The oil price crash just can’t keep a good shale driller down. According to a Bloomberg Intelligence analysis, parts of North Dakota’s Bakken shale formation continue to be profitable at less than $30 per barrel, half the amount of some predictions gave last year when prices began to drop.
As companies tap larger wells and reap the benefits of decreased costs, the profit margins continue to shrink, one reason why U.S. oil production has maintained its 40-year high, even though crude prices fell by over half since last year. David Hackett, president of Stillwater Associates LLC, an Irving, California-based energy consulting firm, told Bloomberg, “One of the explanations for why production hasn’t fallen off is that the cost has gone down so much. The marginal cost to produce has shrunk pretty dramatically with the drop in prices. The efficient drillers are now able to take advantage.”

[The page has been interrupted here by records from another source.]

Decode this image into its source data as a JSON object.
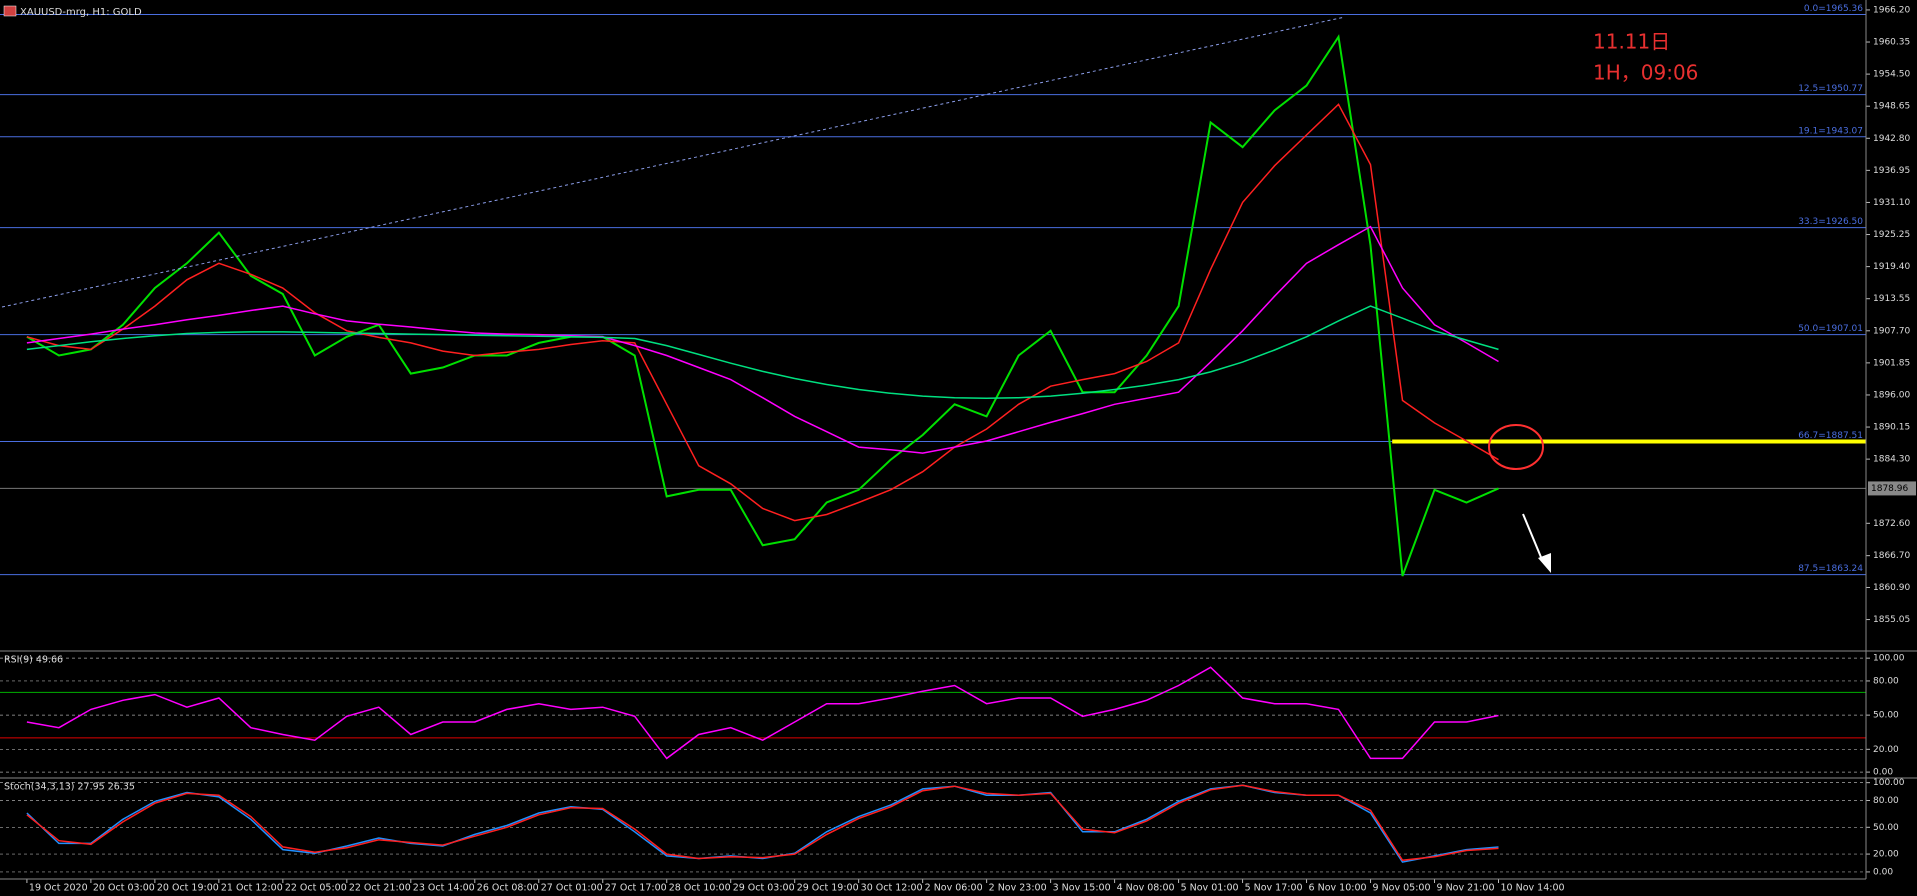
{
  "chart_data": [
    {
      "type": "line",
      "title": "XAUUSD-mrg, H1: GOLD",
      "annotations": [
        "11.11日",
        "1H，09:06"
      ],
      "categories": [
        "19 Oct 2020",
        null,
        "20 Oct 03:00",
        null,
        "20 Oct 19:00",
        null,
        "21 Oct 12:00",
        null,
        "22 Oct 05:00",
        null,
        "22 Oct 21:00",
        null,
        "23 Oct 14:00",
        null,
        "26 Oct 08:00",
        null,
        "27 Oct 01:00",
        null,
        "27 Oct 17:00",
        null,
        "28 Oct 10:00",
        null,
        "29 Oct 03:00",
        null,
        "29 Oct 19:00",
        null,
        "30 Oct 12:00",
        null,
        "2 Nov 06:00",
        null,
        "2 Nov 23:00",
        null,
        "3 Nov 15:00",
        null,
        "4 Nov 08:00",
        null,
        "5 Nov 01:00",
        null,
        "5 Nov 17:00",
        null,
        "6 Nov 10:00",
        null,
        "9 Nov 05:00",
        null,
        "9 Nov 21:00",
        null,
        "10 Nov 14:00"
      ],
      "series": [
        {
          "color": "#00e000",
          "values": [
            1906.6,
            1903.2,
            1904.3,
            1908.8,
            1915.5,
            1920.0,
            1925.6,
            1917.7,
            1914.4,
            1903.2,
            1906.6,
            1908.8,
            1899.9,
            1901.0,
            1903.2,
            1903.2,
            1905.5,
            1906.6,
            1906.6,
            1903.2,
            1877.5,
            1878.7,
            1878.7,
            1868.6,
            1869.7,
            1876.4,
            1878.7,
            1884.2,
            1888.7,
            1894.3,
            1892.1,
            1903.2,
            1907.7,
            1896.5,
            1896.5,
            1903.2,
            1912.2,
            1945.7,
            1941.2,
            1947.9,
            1952.4,
            1961.3,
            1923.3,
            1863.0,
            1878.7,
            1876.4,
            1878.96
          ]
        },
        {
          "color": "#ff2020",
          "values": [
            1906.6,
            1905.0,
            1904.3,
            1908,
            1912.2,
            1917,
            1920.0,
            1918,
            1915.5,
            1911,
            1907.7,
            1906.5,
            1905.5,
            1904,
            1903.2,
            1903.8,
            1904.3,
            1905.2,
            1905.9,
            1905.5,
            1894.3,
            1883.1,
            1879.8,
            1875.3,
            1873.1,
            1874.2,
            1876.4,
            1878.7,
            1882.0,
            1886.5,
            1889.8,
            1894.3,
            1897.6,
            1898.8,
            1899.9,
            1902.1,
            1905.5,
            1918.9,
            1931.1,
            1937.8,
            1943.4,
            1949.0,
            1938,
            1895,
            1890.9,
            1887.6,
            1884.2
          ]
        },
        {
          "color": "#ff00ff",
          "values": [
            1905.5,
            1906.3,
            1907.1,
            1908,
            1908.8,
            1909.7,
            1910.5,
            1911.4,
            1912.2,
            1910.8,
            1909.5,
            1908.9,
            1908.4,
            1907.8,
            1907.3,
            1907.1,
            1907,
            1906.8,
            1906.6,
            1905,
            1903.2,
            1901,
            1898.8,
            1895.5,
            1892.1,
            1889.3,
            1886.5,
            1886,
            1885.4,
            1886.5,
            1887.6,
            1889.3,
            1891,
            1892.6,
            1894.3,
            1895.4,
            1896.5,
            1902,
            1907.7,
            1914,
            1920,
            1923.4,
            1926.7,
            1915.5,
            1908.8,
            1905.5,
            1902.1
          ]
        },
        {
          "color": "#00e080",
          "values": [
            1904.3,
            1905,
            1905.7,
            1906.3,
            1906.8,
            1907.2,
            1907.4,
            1907.5,
            1907.5,
            1907.4,
            1907.3,
            1907.2,
            1907.1,
            1907,
            1906.9,
            1906.8,
            1906.7,
            1906.6,
            1906.5,
            1906.3,
            1905,
            1903.4,
            1901.8,
            1900.3,
            1899,
            1897.9,
            1897,
            1896.3,
            1895.8,
            1895.5,
            1895.4,
            1895.5,
            1895.8,
            1896.3,
            1897,
            1897.8,
            1898.8,
            1900.2,
            1902,
            1904.2,
            1906.6,
            1909.5,
            1912.2,
            1910,
            1907.7,
            1906,
            1904.3
          ]
        }
      ],
      "ylim": [
        1849.5,
        1967.1
      ],
      "yticks": [
        {
          "value": 1966.2,
          "label": "1966.20"
        },
        1960.35,
        {
          "value": 1954.5,
          "label": "1954.50"
        },
        1948.65,
        {
          "value": 1942.8,
          "label": "1942.80"
        },
        1936.95,
        {
          "value": 1931.1,
          "label": "1931.10"
        },
        1925.25,
        {
          "value": 1919.4,
          "label": "1919.40"
        },
        1913.55,
        {
          "value": 1907.7,
          "label": "1907.70"
        },
        1901.85,
        {
          "value": 1896,
          "label": "1896.00"
        },
        1890.15,
        {
          "value": 1884.3,
          "label": "1884.30"
        },
        {
          "value": 1872.6,
          "label": "1872.60"
        },
        {
          "value": 1866.7,
          "label": "1866.70"
        },
        {
          "value": 1860.9,
          "label": "1860.90"
        },
        1855.05
      ],
      "levels": [
        {
          "value": 1965.36,
          "label": "0.0=1965.36"
        },
        {
          "value": 1950.77,
          "label": "12.5=1950.77"
        },
        {
          "value": 1943.07,
          "label": "19.1=1943.07"
        },
        {
          "value": 1926.5,
          "label": "33.3=1926.50"
        },
        {
          "value": 1907.01,
          "label": "50.0=1907.01"
        },
        {
          "value": 1887.51,
          "label": "66.7=1887.51"
        },
        {
          "value": 1863.24,
          "label": "87.5=1863.24"
        }
      ],
      "level_color": "#4a6ee0",
      "current_price": {
        "value": 1878.96,
        "label": "1878.96"
      },
      "highlight": {
        "value": 1887.51,
        "color": "#ffff00"
      }
    },
    {
      "type": "line",
      "title": "RSI(9) 49.66",
      "series": [
        {
          "color": "#ff00ff",
          "values": [
            44,
            39,
            55,
            63,
            68,
            57,
            65,
            39,
            33,
            28,
            49,
            57,
            33,
            44,
            44,
            55,
            60,
            55,
            57,
            49,
            12,
            33,
            39,
            28,
            44,
            60,
            60,
            65,
            71,
            76,
            60,
            65,
            65,
            49,
            55,
            63,
            76,
            92,
            65,
            60,
            60,
            55,
            12,
            12,
            44,
            44,
            49.66
          ]
        }
      ],
      "ylim": [
        -4.3,
        105.4
      ],
      "yticks": [
        {
          "value": 100,
          "label": "100.00"
        },
        {
          "value": 80,
          "label": "80.00"
        },
        {
          "value": 50,
          "label": "50.00"
        },
        {
          "value": 20,
          "label": "20.00"
        },
        {
          "value": 0,
          "label": "0.00"
        }
      ],
      "grid": true,
      "level_lines": [
        {
          "value": 70,
          "color": "#00b000"
        },
        {
          "value": 30,
          "color": "#e00000"
        }
      ]
    },
    {
      "type": "line",
      "title": "Stoch(34,3,13) 27.95 26.35",
      "series": [
        {
          "color": "#2090ff",
          "values": [
            66,
            32,
            32,
            59,
            79,
            89,
            84,
            59,
            25,
            21,
            29,
            38,
            32,
            29,
            42,
            52,
            66,
            73,
            70,
            45,
            18,
            15,
            18,
            15,
            21,
            45,
            62,
            75,
            93,
            96,
            86,
            86,
            89,
            45,
            45,
            59,
            79,
            93,
            97,
            89,
            86,
            86,
            66,
            11,
            18,
            25,
            27.95
          ]
        },
        {
          "color": "#ff2020",
          "values": [
            64,
            35,
            31,
            56,
            77,
            88,
            86,
            62,
            28,
            22,
            27,
            36,
            33,
            30,
            40,
            50,
            64,
            72,
            71,
            48,
            20,
            15,
            17,
            16,
            20,
            42,
            60,
            73,
            91,
            96,
            88,
            86,
            88,
            48,
            44,
            57,
            77,
            92,
            97,
            90,
            86,
            86,
            69,
            13,
            17,
            24,
            26.35
          ]
        }
      ],
      "ylim": [
        -6.8,
        104.1
      ],
      "yticks": [
        {
          "value": 100,
          "label": "100.00"
        },
        {
          "value": 80,
          "label": "80.00"
        },
        {
          "value": 50,
          "label": "50.00"
        },
        {
          "value": 20,
          "label": "20.00"
        },
        {
          "value": 0,
          "label": "0.00"
        }
      ],
      "grid": true
    }
  ]
}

Yesterday, West Texas Intermediate crude futures settled just above $43. For oil produced in the Bakken, a discount must be applied to compensate for the extra cost of transportation. According to Royal Dutch Shell PLC, the discounted price of Bakken crude dropped to $30.58 yesterday. In some areas of the play the breakeven costs remain below this threshold, though, not by much. Breakeven prices can vary within a play and are dependent on production and drilling rates, completion and other costs, the area’s geology and a company’s efficiency.
In the core of the Bakken formation sits McKenzie County, North Dakota, where the average breakeven price is just slightly above $29 per barrel, reports Bloomberg Intelligence analyst William Foiles. North of McKenzie County in Williams County, the breakeven price is almost three times that. Last week, drillers had 26 horizontal wells on the pursuit of oil in McKenzie County, the most in the state as wells of that area continue to have the best returns in spite of the price drop.
As reported by Bloomberg, Foiles explained, “A single break-even price doesn’t actually exist. Rather, what the model indicates is that at a realized oil price of $29.42, half of wells will generate returns exceeding 10 percent. This price is considerably lower than the $70 breakeven estimated by industry watchers at the start of the oil price slump.”
Since the peaks seen in the Bakken last December, oil production has dropped by less than 2 percent, but the number of active drilling rigs has fallen by more than 60 percent. EOG Resources reports that it is still able to make a 30 percent return after taxes on $50 oil in its best acreage. Whiting Petroleum, meanwhile, is preparing to grow production at $40 and $50 prices. Although operators are still able to produce at a profit, many are choosing to bide their time until the market improves.